Eene Verhandeling van onzen beroemden Landgenoot a. van stipriaan luiscius, over de Guytonsche Berookingen, is de eerste. Een kort verslag van hetgeen de ervaring van ruim 25 jaren aangaande het vermogen der zoutzure berookingen heeft geleerd, en waardoor de nuttigheid van dit voorbehoedmiddel allezins bevestigd wordt, maakt den inhoud van het eerste gedeelte derzelve uit. Zeer juist en oordeelkundig toont de Schrijver aan, hoe oppervlakkig en partijdig de gevoelens van een' hufeland, horn en hildebrand zijn,
| |
| |
die minder gunstig over de uitvinding van guyton de morveau denken, en, als de voornaamste Medici van Duitschland, de oorzaak zijn, waarom die berookingen aldaar schier niet aangewend worden. In het tweede gedeelte worden de besmettelijke ziekten vermeld, in welke dit middel zou kunnen beproefd worden. In het derde spreekt de Schrijver van de voorzorgen, daarbij in acht te nemen, en besluit zijne Verhandeling met eene opgave van de inrigtingen, van Gouvernementswege vast te stellen, om deze berookingen meer algemeen te maken. Recensent kan zich met het voorgedragene zeer wel vereenigen, maar vindt het een' zeer vernederenden maatregel, om aan iederen Medicinae Doctor, bij deszelfs promotie, eene Instructie ter hand te stellen, hoe en waar hij deze berookingen moet gebruiken. Het komt hem voor, dat ieder goed Medicus dit van zichzelven moet weten. - Hierna volgt een
Antwoord van den Amsterdamschen Geneesheer d. heilbron op de voorgestelde vraag, aangaande de kenteekenen, oorsprong en voorbehoeding van de Veepest, welke in de laatste jaren vele Noordelijke gewesten in ons Vaderland heeft geteisterd.
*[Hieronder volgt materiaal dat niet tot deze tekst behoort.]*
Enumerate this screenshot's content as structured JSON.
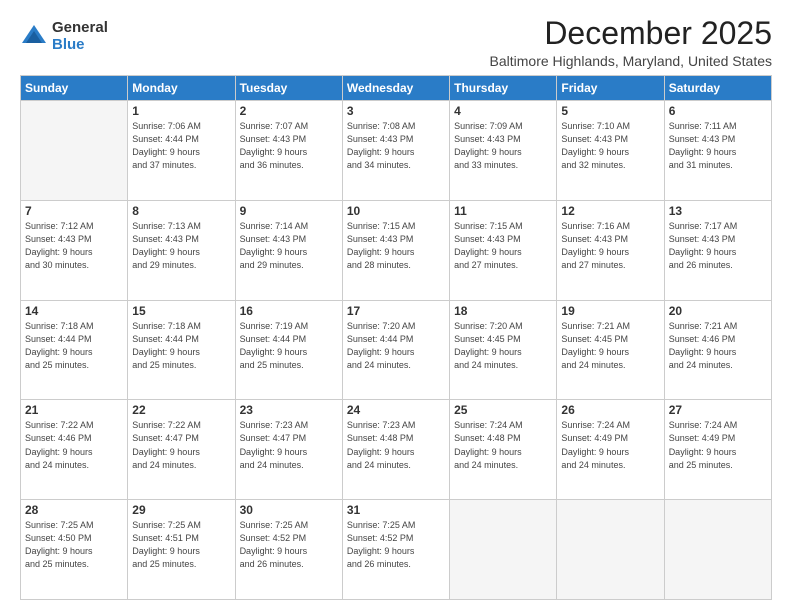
{
  "logo": {
    "general": "General",
    "blue": "Blue"
  },
  "header": {
    "month": "December 2025",
    "location": "Baltimore Highlands, Maryland, United States"
  },
  "weekdays": [
    "Sunday",
    "Monday",
    "Tuesday",
    "Wednesday",
    "Thursday",
    "Friday",
    "Saturday"
  ],
  "weeks": [
    [
      {
        "day": "",
        "info": ""
      },
      {
        "day": "1",
        "info": "Sunrise: 7:06 AM\nSunset: 4:44 PM\nDaylight: 9 hours\nand 37 minutes."
      },
      {
        "day": "2",
        "info": "Sunrise: 7:07 AM\nSunset: 4:43 PM\nDaylight: 9 hours\nand 36 minutes."
      },
      {
        "day": "3",
        "info": "Sunrise: 7:08 AM\nSunset: 4:43 PM\nDaylight: 9 hours\nand 34 minutes."
      },
      {
        "day": "4",
        "info": "Sunrise: 7:09 AM\nSunset: 4:43 PM\nDaylight: 9 hours\nand 33 minutes."
      },
      {
        "day": "5",
        "info": "Sunrise: 7:10 AM\nSunset: 4:43 PM\nDaylight: 9 hours\nand 32 minutes."
      },
      {
        "day": "6",
        "info": "Sunrise: 7:11 AM\nSunset: 4:43 PM\nDaylight: 9 hours\nand 31 minutes."
      }
    ],
    [
      {
        "day": "7",
        "info": "Sunrise: 7:12 AM\nSunset: 4:43 PM\nDaylight: 9 hours\nand 30 minutes."
      },
      {
        "day": "8",
        "info": "Sunrise: 7:13 AM\nSunset: 4:43 PM\nDaylight: 9 hours\nand 29 minutes."
      },
      {
        "day": "9",
        "info": "Sunrise: 7:14 AM\nSunset: 4:43 PM\nDaylight: 9 hours\nand 29 minutes."
      },
      {
        "day": "10",
        "info": "Sunrise: 7:15 AM\nSunset: 4:43 PM\nDaylight: 9 hours\nand 28 minutes."
      },
      {
        "day": "11",
        "info": "Sunrise: 7:15 AM\nSunset: 4:43 PM\nDaylight: 9 hours\nand 27 minutes."
      },
      {
        "day": "12",
        "info": "Sunrise: 7:16 AM\nSunset: 4:43 PM\nDaylight: 9 hours\nand 27 minutes."
      },
      {
        "day": "13",
        "info": "Sunrise: 7:17 AM\nSunset: 4:43 PM\nDaylight: 9 hours\nand 26 minutes."
      }
    ],
    [
      {
        "day": "14",
        "info": "Sunrise: 7:18 AM\nSunset: 4:44 PM\nDaylight: 9 hours\nand 25 minutes."
      },
      {
        "day": "15",
        "info": "Sunrise: 7:18 AM\nSunset: 4:44 PM\nDaylight: 9 hours\nand 25 minutes."
      },
      {
        "day": "16",
        "info": "Sunrise: 7:19 AM\nSunset: 4:44 PM\nDaylight: 9 hours\nand 25 minutes."
      },
      {
        "day": "17",
        "info": "Sunrise: 7:20 AM\nSunset: 4:44 PM\nDaylight: 9 hours\nand 24 minutes."
      },
      {
        "day": "18",
        "info": "Sunrise: 7:20 AM\nSunset: 4:45 PM\nDaylight: 9 hours\nand 24 minutes."
      },
      {
        "day": "19",
        "info": "Sunrise: 7:21 AM\nSunset: 4:45 PM\nDaylight: 9 hours\nand 24 minutes."
      },
      {
        "day": "20",
        "info": "Sunrise: 7:21 AM\nSunset: 4:46 PM\nDaylight: 9 hours\nand 24 minutes."
      }
    ],
    [
      {
        "day": "21",
        "info": "Sunrise: 7:22 AM\nSunset: 4:46 PM\nDaylight: 9 hours\nand 24 minutes."
      },
      {
        "day": "22",
        "info": "Sunrise: 7:22 AM\nSunset: 4:47 PM\nDaylight: 9 hours\nand 24 minutes."
      },
      {
        "day": "23",
        "info": "Sunrise: 7:23 AM\nSunset: 4:47 PM\nDaylight: 9 hours\nand 24 minutes."
      },
      {
        "day": "24",
        "info": "Sunrise: 7:23 AM\nSunset: 4:48 PM\nDaylight: 9 hours\nand 24 minutes."
      },
      {
        "day": "25",
        "info": "Sunrise: 7:24 AM\nSunset: 4:48 PM\nDaylight: 9 hours\nand 24 minutes."
      },
      {
        "day": "26",
        "info": "Sunrise: 7:24 AM\nSunset: 4:49 PM\nDaylight: 9 hours\nand 24 minutes."
      },
      {
        "day": "27",
        "info": "Sunrise: 7:24 AM\nSunset: 4:49 PM\nDaylight: 9 hours\nand 25 minutes."
      }
    ],
    [
      {
        "day": "28",
        "info": "Sunrise: 7:25 AM\nSunset: 4:50 PM\nDaylight: 9 hours\nand 25 minutes."
      },
      {
        "day": "29",
        "info": "Sunrise: 7:25 AM\nSunset: 4:51 PM\nDaylight: 9 hours\nand 25 minutes."
      },
      {
        "day": "30",
        "info": "Sunrise: 7:25 AM\nSunset: 4:52 PM\nDaylight: 9 hours\nand 26 minutes."
      },
      {
        "day": "31",
        "info": "Sunrise: 7:25 AM\nSunset: 4:52 PM\nDaylight: 9 hours\nand 26 minutes."
      },
      {
        "day": "",
        "info": ""
      },
      {
        "day": "",
        "info": ""
      },
      {
        "day": "",
        "info": ""
      }
    ]
  ]
}
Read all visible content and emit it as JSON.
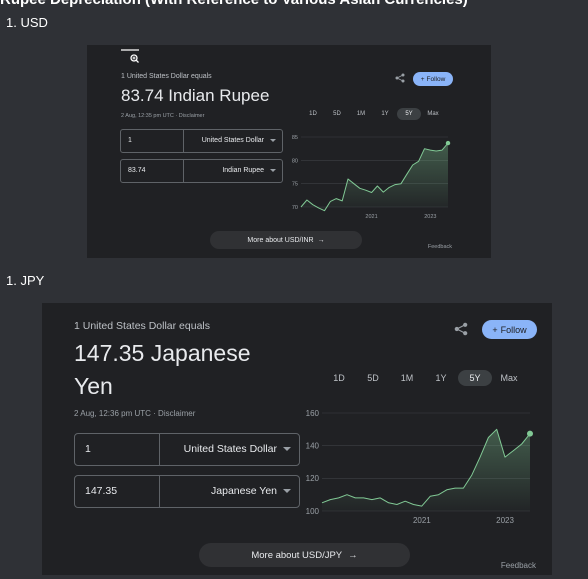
{
  "page": {
    "heading": "Rupee Depreciation (With Reference to Various Asian Currencies)",
    "item1": "1. USD",
    "item2": "1. JPY"
  },
  "cards": [
    {
      "equals_label": "1 United States Dollar equals",
      "converted": "83.74 Indian Rupee",
      "timestamp": "2 Aug, 12:35 pm UTC · Disclaimer",
      "follow_label": "Follow",
      "ranges": [
        "1D",
        "5D",
        "1M",
        "1Y",
        "5Y",
        "Max"
      ],
      "selected_range": "5Y",
      "from_amount": "1",
      "from_currency": "United States Dollar",
      "to_amount": "83.74",
      "to_currency": "Indian Rupee",
      "more_label": "More about USD/INR",
      "feedback": "Feedback",
      "accent": "#8ab4f8"
    },
    {
      "equals_label": "1 United States Dollar equals",
      "converted": "147.35 Japanese Yen",
      "timestamp": "2 Aug, 12:36 pm UTC · Disclaimer",
      "follow_label": "Follow",
      "ranges": [
        "1D",
        "5D",
        "1M",
        "1Y",
        "5Y",
        "Max"
      ],
      "selected_range": "5Y",
      "from_amount": "1",
      "from_currency": "United States Dollar",
      "to_amount": "147.35",
      "to_currency": "Japanese Yen",
      "more_label": "More about USD/JPY",
      "feedback": "Feedback",
      "accent": "#8ab4f8"
    }
  ],
  "chart_data": [
    {
      "type": "area",
      "title": "",
      "xlabel": "",
      "ylabel": "",
      "x_ticks": [
        "2021",
        "2023"
      ],
      "y_ticks": [
        70,
        75,
        80,
        85
      ],
      "ylim": [
        70,
        85
      ],
      "x": [
        2018.6,
        2018.8,
        2019.0,
        2019.2,
        2019.4,
        2019.6,
        2019.8,
        2020.0,
        2020.2,
        2020.4,
        2020.6,
        2020.8,
        2021.0,
        2021.2,
        2021.4,
        2021.6,
        2021.8,
        2022.0,
        2022.2,
        2022.4,
        2022.6,
        2022.8,
        2023.0,
        2023.2,
        2023.4,
        2023.6
      ],
      "values": [
        70.0,
        71.5,
        70.5,
        69.8,
        69.2,
        71.2,
        71.8,
        71.3,
        76.0,
        75.0,
        74.0,
        73.6,
        73.1,
        74.5,
        73.2,
        74.2,
        74.8,
        75.0,
        77.0,
        79.0,
        79.8,
        82.5,
        82.2,
        82.0,
        82.2,
        83.7
      ],
      "line_color": "#81c995",
      "grid": true
    },
    {
      "type": "area",
      "title": "",
      "xlabel": "",
      "ylabel": "",
      "x_ticks": [
        "2021",
        "2023"
      ],
      "y_ticks": [
        100,
        120,
        140,
        160
      ],
      "ylim": [
        100,
        160
      ],
      "x": [
        2018.6,
        2018.8,
        2019.0,
        2019.2,
        2019.4,
        2019.6,
        2019.8,
        2020.0,
        2020.2,
        2020.4,
        2020.6,
        2020.8,
        2021.0,
        2021.2,
        2021.4,
        2021.6,
        2021.8,
        2022.0,
        2022.2,
        2022.4,
        2022.6,
        2022.8,
        2023.0,
        2023.2,
        2023.4,
        2023.6
      ],
      "values": [
        105,
        107,
        108,
        110,
        108,
        108,
        107,
        108,
        105,
        104,
        106,
        104,
        103,
        109,
        110,
        113,
        114,
        114,
        122,
        133,
        145,
        150,
        133,
        137,
        141,
        147.35
      ],
      "line_color": "#81c995",
      "grid": true
    }
  ]
}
Het is bekend, dat de Runderpest met vele andere koortsige ziekten van het rundvee wordt verward, en het is daarom van belang, de ware kenteekenen der eerste vast te stellen, om beide van elkander te onderscheiden. Hieraan voldoet de Schrijver in de eerste Afdeeling; waarna hij in de volgende tracht te bewijzen, dat de Veepest nimmer zonder van elders aangebragte besmetting in onze gewesten ontstaat. Uit dit oogpunt de zaak beschouwende, onderzoekt hij, of de maatregelen, in de naburige Rijken omtrent den in- en doorvoer van besmet vee genomen, voor ons Vaderland als geruststellend kunnen beschouwd worden? en daar deze vraag ontkennend wordt beantwoord, gaat de Schrijver in de laatste Afdeeling over tot eene opgave van die middelen, welke kunnen en behooren aangewend te worden, om alle gevaar van besmetting weg te nemen. - Dusdanig is de korte inhoud dezer Verhandeling, welke
| |
| |
de uitgeloofde belooning overwaardig was, en die, zal het heilzame oogmerk der Maatschappij bereikt worden, zoo veel mogelijk onder de Landbouwkundigen behoort te worden bekend gemaakt, waartoe zij zoo zeer geschikt is wegens de eenvoudige en duidelijke manier, waarop de kundige Schrijver zijn onderwerp heeft behandeld. - Wij gaan over tot de
Verhandeling van den Heer kries, Hoogleeraar te Gotha, bevattende voornamelijk een Onderzoek, in hoe verre de proeven van oersted en ampére de Theoriën omtrent de verschijnselen, door de Magneetkracht voortgebragt, al dan niet bevestigd hebben. De Schrijver begint met eene korte optelling der bekende Magnetische verschijnselen, onderzoekt daarna de verschillende Theoriën, ter verklaring derzelven voorgesteld, en vergelijkt deze eindelijk met de uitkomsten, welke de nieuwe proeven van oersted en ampere opleveren. Zoo wel het een als het ander is goed uitgewerkt; hoewel wij niet kunnen ontveinzen, dat de proeven, gedurende de drie laatstverloopene jaren door dezen en genen Natuurkundige in 't werk gesteld, bij ons nog al eenige bedenkingen zouden doen ontstaan omtrent meer dan ééne plaats in deze Verhandeling. Trouwens de schuld hiervan ligt bij den Opgever, niet bij den Schrijver, die, na in het laatste gedeelte zijner Verhandeling het gevoelen van muncke, oersted en ampère naauwkeurig onderzocht te hebben, op de vraag, of wij Electriciteit en Magnetismus voor eenerlei kunnen houden, of beide van elkander moeten onderscheiden, dit antwoord geeft: Adhuc sub judice lis est.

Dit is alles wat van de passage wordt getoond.